I'll proceed with writing the article based on available knowledge about CapitaLand Investment and their APAC credit fund activities.
The Deal
CapitaLand Investment (CLI) has raised US$320 million for its Asia-Pacific real estate credit fund, reinforcing the Singapore-headquartered manager's push into alternative lending across the region. The fund, known as CapitaLand Asia Partners II (CAP II), targets mezzanine debt, senior secured loans, and preferred equity positions across major APAC property markets. The capital raise marks a significant milestone for CLI's private funds business, which has been expanding aggressively as traditional bank lenders retreat from commercial real estate financing amid tighter regulatory requirements. Institutional investors from North America, Europe, and Asia have committed capital to the vehicle, underscoring strong global appetite for APAC real estate credit strategies.
- Capital raised: US$320 million
- Strategy: APAC real estate credit (mezzanine, senior secured, preferred equity)

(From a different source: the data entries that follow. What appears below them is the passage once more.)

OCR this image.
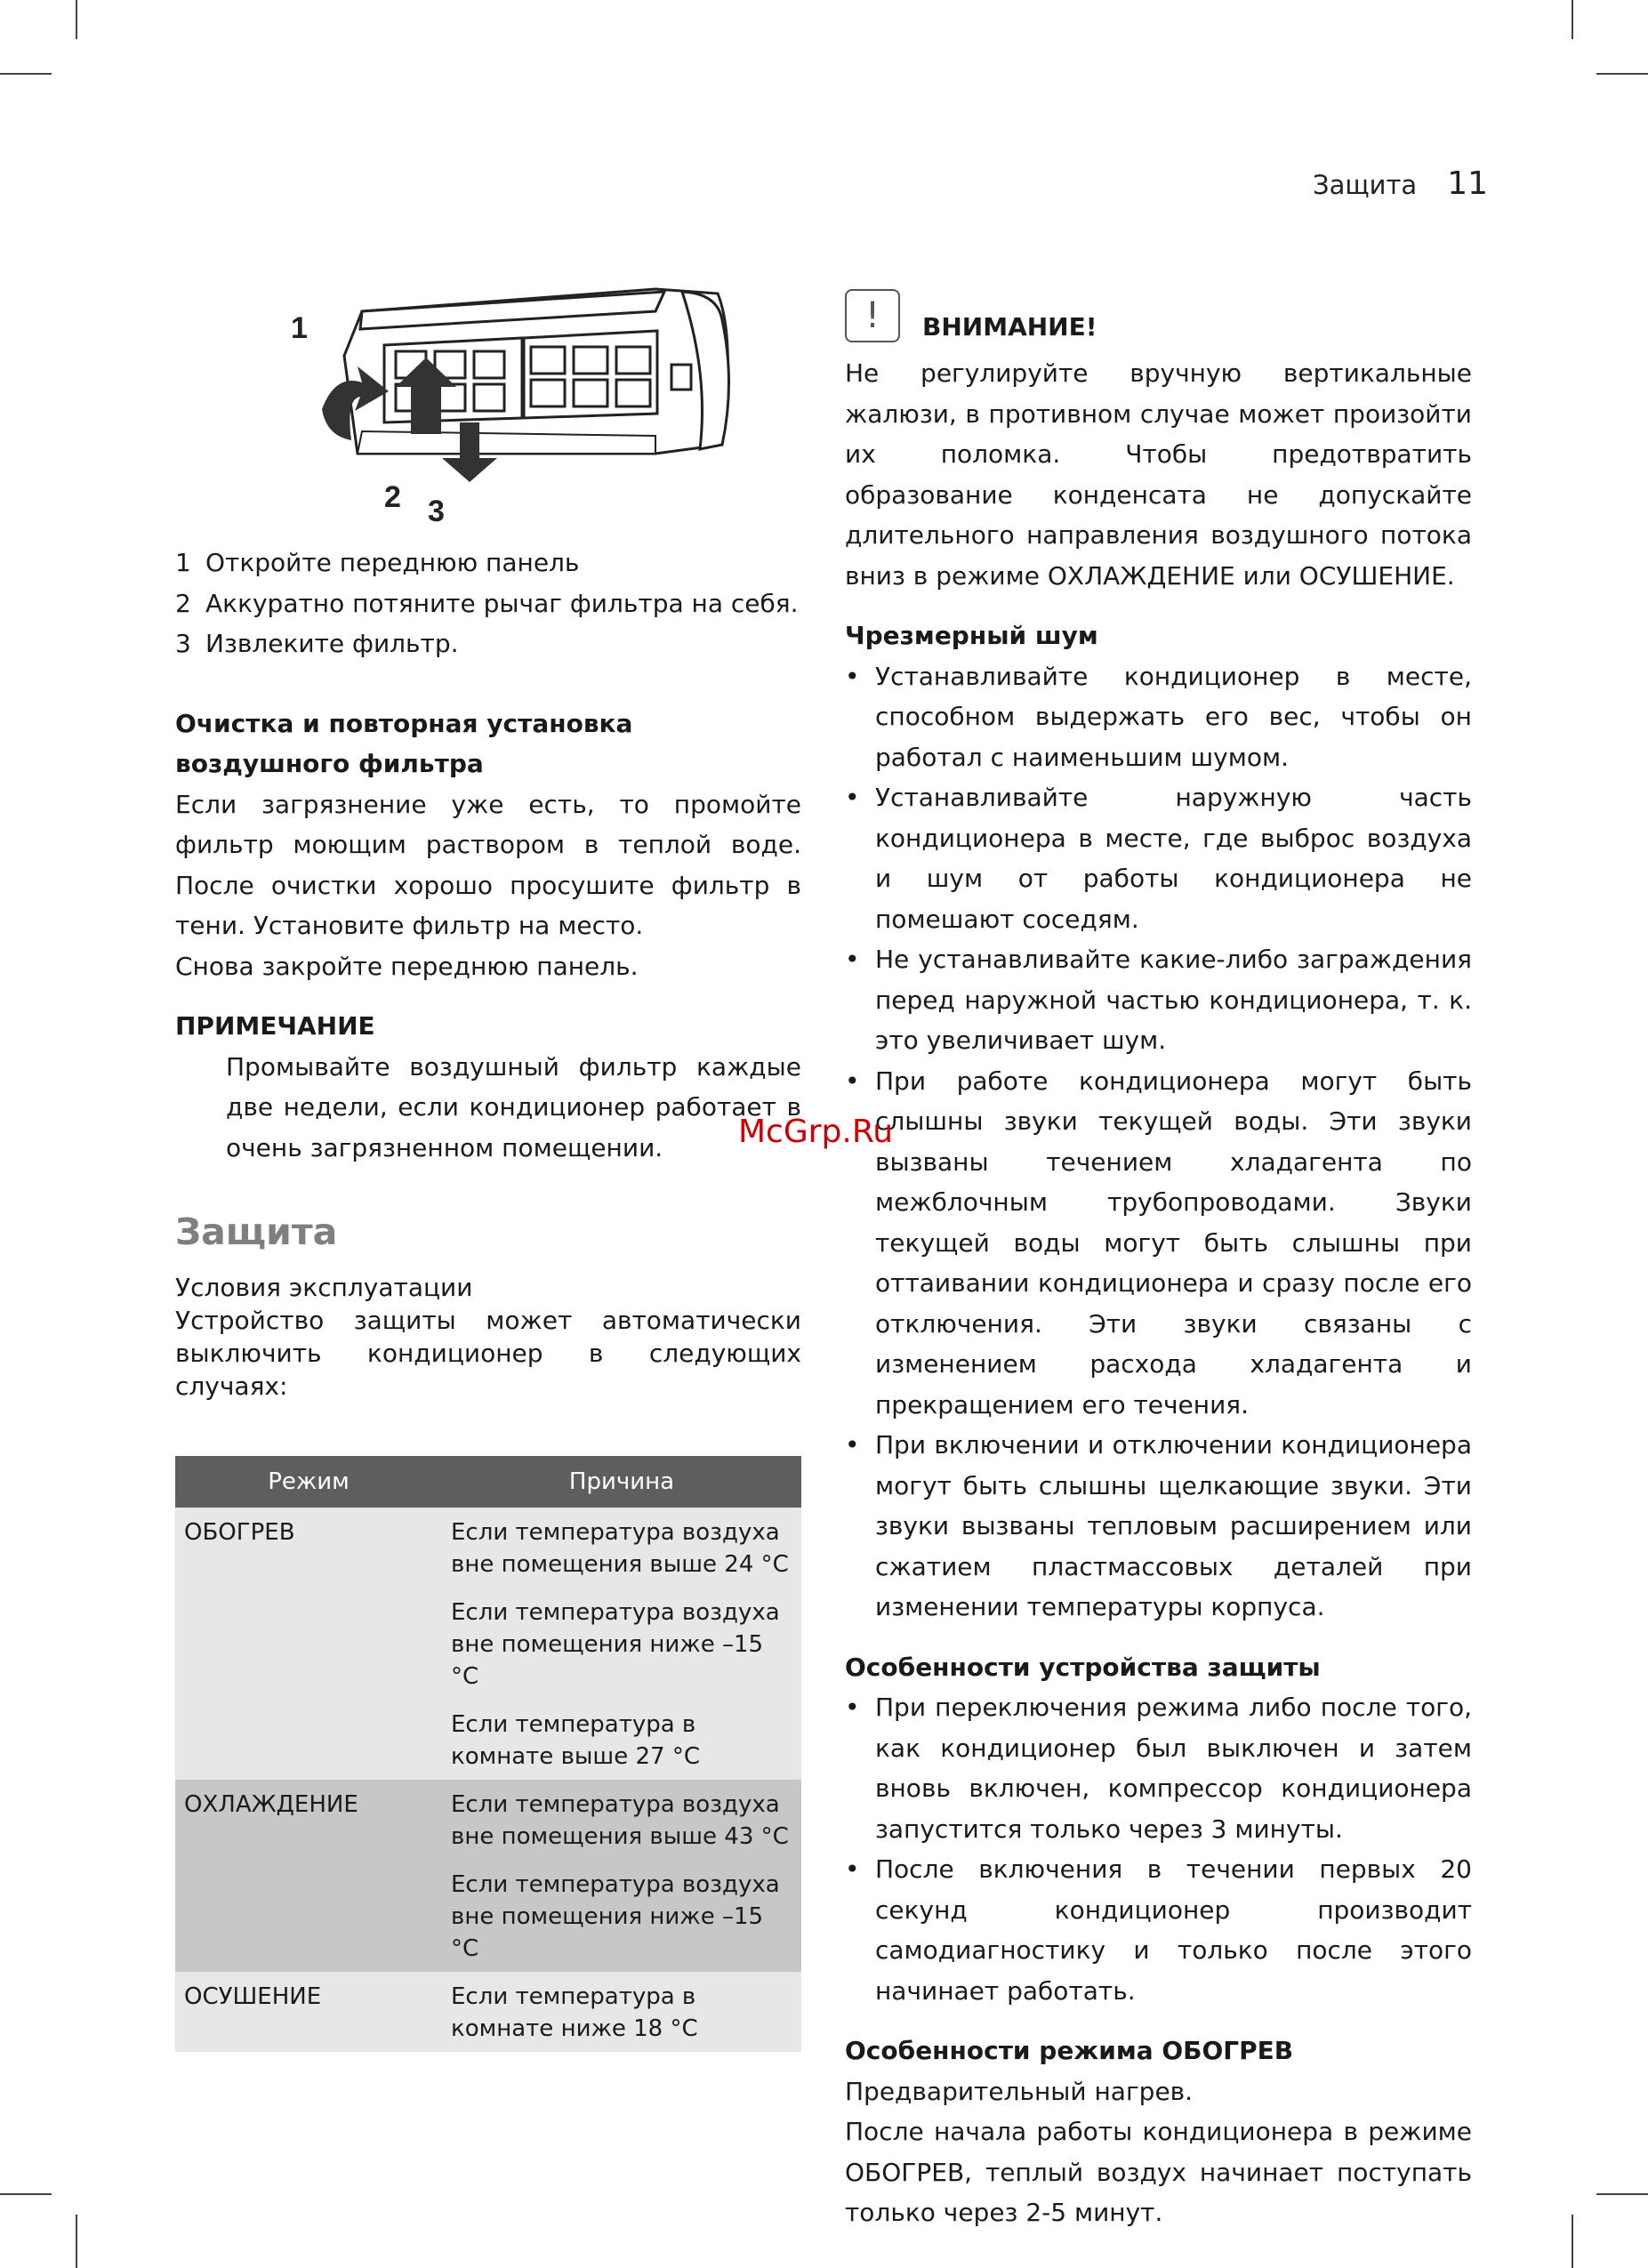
Защита 11
1
2 3
1 Откройте переднюю панель
2 Аккуратно потяните рычаг фильтра на себя.
3 Извлеките фильтр.
Очистка и повторная установка воздушного фильтра
Если загрязнение уже есть, то промойте фильтр моющим раствором в теплой воде. После очистки хорошо просушите фильтр в тени. Установите фильтр на место.
Снова закройте переднюю панель.
ПРИМЕЧАНИЕ
Промывайте воздушный фильтр каждые две недели, если кондиционер работает в очень загрязненном помещении.
Защита
Условия эксплуатации
Устройство защиты может автоматически выключить кондиционер в следующих случаях:
Режим	Причина
ОБОГРЕВ	Если температура воздуха вне помещения выше 24 °C
	Если температура воздуха вне помещения ниже –15 °C
	Если температура в комнате выше 27 °C
ОХЛАЖДЕНИЕ	Если температура воздуха вне помещения выше 43 °C
	Если температура воздуха вне помещения ниже –15 °C
ОСУШЕНИЕ	Если температура в комнате ниже 18 °C
! ВНИМАНИЕ!
Не регулируйте вручную вертикальные жалюзи, в противном случае может произойти их поломка. Чтобы предотвратить образование конденсата не допускайте длительного направления воздушного потока вниз в режиме ОХЛАЖДЕНИЕ или ОСУШЕНИЕ.
Чрезмерный шум
• Устанавливайте кондиционер в месте, способном выдержать его вес, чтобы он работал с наименьшим шумом.
• Устанавливайте наружную часть кондиционера в месте, где выброс воздуха и шум от работы кондиционера не помешают соседям.
• Не устанавливайте какие-либо заграждения перед наружной частью кондиционера, т. к. это увеличивает шум.
• При работе кондиционера могут быть слышны звуки текущей воды. Эти звуки вызваны течением хладагента по межблочным трубопроводами. Звуки текущей воды могут быть слышны при оттаивании кондиционера и сразу после его отключения. Эти звуки связаны с изменением расхода хладагента и прекращением его течения.
• При включении и отключении кондиционера могут быть слышны щелкающие звуки. Эти звуки вызваны тепловым расширением или сжатием пластмассовых деталей при изменении температуры корпуса.
Особенности устройства защиты
• При переключения режима либо после того, как кондиционер был выключен и затем вновь включен, компрессор кондиционера запустится только через 3 минуты.
• После включения в течении первых 20 секунд кондиционер производит самодиагностику и только после этого начинает работать.
Особенности режима ОБОГРЕВ
Предварительный нагрев.
После начала работы кондиционера в режиме ОБОГРЕВ, теплый воздух начинает поступать только через 2-5 минут.
McGrp.Ru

- Manager AUM: Approximately S$100 billion
- Target markets: Singapore, Australia, Japan, India, South Korea
Fund Strategy and Structure
The fund is designed to fill financing gaps left by conventional lenders across the Asia-Pacific property sector. CLI's credit strategy focuses on providing structured debt solutions to developers, asset owners, and sponsors who require flexible capital for acquisitions, refinancing, and development projects. Target loan-to-value ratios typically range from 50% to 75%, with blended net return targets in the low double digits for investors. The geographic mandate spans key gateway cities in Singapore, Australia, Japan, India, and South Korea, with selective exposure to Southeast Asian growth markets including Vietnam and the Philippines. CLI's deep on-the-ground presence across 26 countries gives the fund a sourcing advantage that few competing credit platforms can replicate.
Market Context
The fundraise comes at a time when real estate credit has emerged as one of the fastest-growing segments within APAC alternative investments. Bank retrenchment across the region, driven by Basel III capital adequacy rules and heightened provisioning requirements, has created a structural funding shortfall estimated at over US$50 billion annually. Private credit managers have stepped in to bridge this gap, offering higher-yielding debt instruments to borrowers willing to pay a premium for speed, certainty of execution, and flexible terms. According to Preqin data, APAC-focused real estate debt funds raised approximately US$8.7 billion in 2025, a 22% increase from the prior year, reflecting institutional investors' growing conviction in the asset class as a source of steady, risk-adjusted returns.
CLI's Broader Ambitions
The credit fund forms part of CLI's wider strategy to diversify its fee-based income streams beyond traditional equity fund management. Under CEO Lee Chee Koon, the firm has set a target of growing its funds under management to S$120 billion, with credit and debt strategies playing an increasingly central role. CLI currently manages one of Asia's largest real estate portfolios, encompassing logistics, data centres, office towers, retail malls, and lodging assets. By layering a credit capability onto its existing equity platform, the firm can offer investors exposure across the full capital structure of APAC real estate, a proposition that resonates strongly with pension funds, sovereign wealth funds, and insurance companies seeking portfolio diversification.
What This Means for Investors
For property investors across the region, CLI's successful capital raise signals that institutional confidence in APAC real estate fundamentals remains intact despite ongoing macroeconomic uncertainty. Real estate credit offers a compelling risk-return profile, sitting above equity in the capital structure with downside protection through collateral security while still delivering attractive yields. Investors considering APAC property exposure should note that credit strategies tend to perform well in late-cycle environments, where asset price volatility makes direct equity ownership riskier. As more non-bank lenders enter the market, borrowers are likely to benefit from increased competition and more competitive pricing, which could support transaction volumes and provide a floor for asset valuations across gateway markets in 2026 and beyond.